About a month after proposing their initial question, students will submit a literature review of work that attempts to answer their question. This will be at most four pages in LaTeX, one inch margins, not including references. The review should include important definitions, discuss the body of work surrounding the question. At the top of the paper, as an abstract, the student should include a refined version of their motivating question.
By the end of the course, students are expected to continue investigating their question. In particular, students should be able to find a concrete open problem in the area or blind spot in the research body. (Hint: look at the end of recent papers). Open problems can be empirical (e.g. investigating the geometry of neural network loss surfaces through the spectral information in the Hessians), applied theory (e.g. creating algorithms for robust low rank approximation), or theoretical (e.g. lower bounds on robust low rank approximation).
Before the end of the course, using this prior work on the project, the student will create a paper of at least 12 pages that details the background and progress of the research body on their open problem, promising directions, and demonstrations of results (computations or proofs).

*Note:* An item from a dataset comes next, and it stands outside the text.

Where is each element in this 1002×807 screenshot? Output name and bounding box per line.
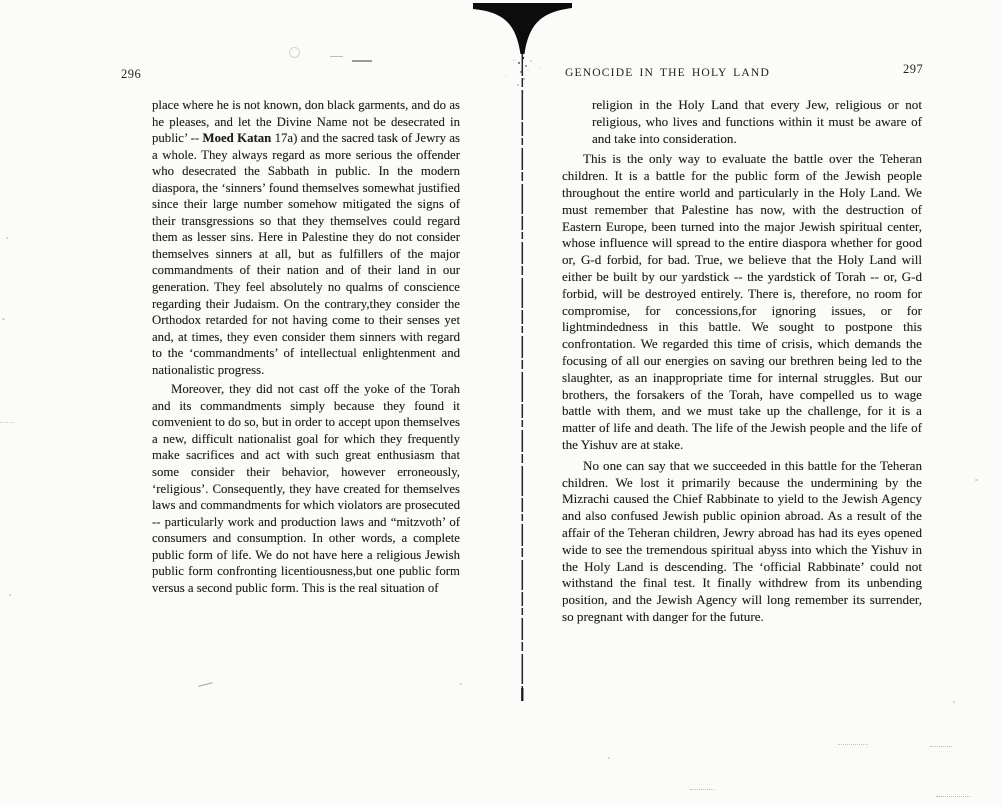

If the student is able to solve or even make concrete progress towards the open problem they will get an A on the final paper. Otherwise, experimental evidence towards their open problem is expected. The group will also give a presentation of at most 15 minutes detailing this adventure.
Deadlines
- (Mar 5) Motivating question. Hand in stapled onto back of midterm project.
- (Apr 2) Literature Review. Turn into Prof Gu's office before 6:00pm.
- (May 7) Presentation; Final Report due in class.
Disabilities
Students who need disability-related accommodations are encouraged to discuss this with the instructor as soon as possible.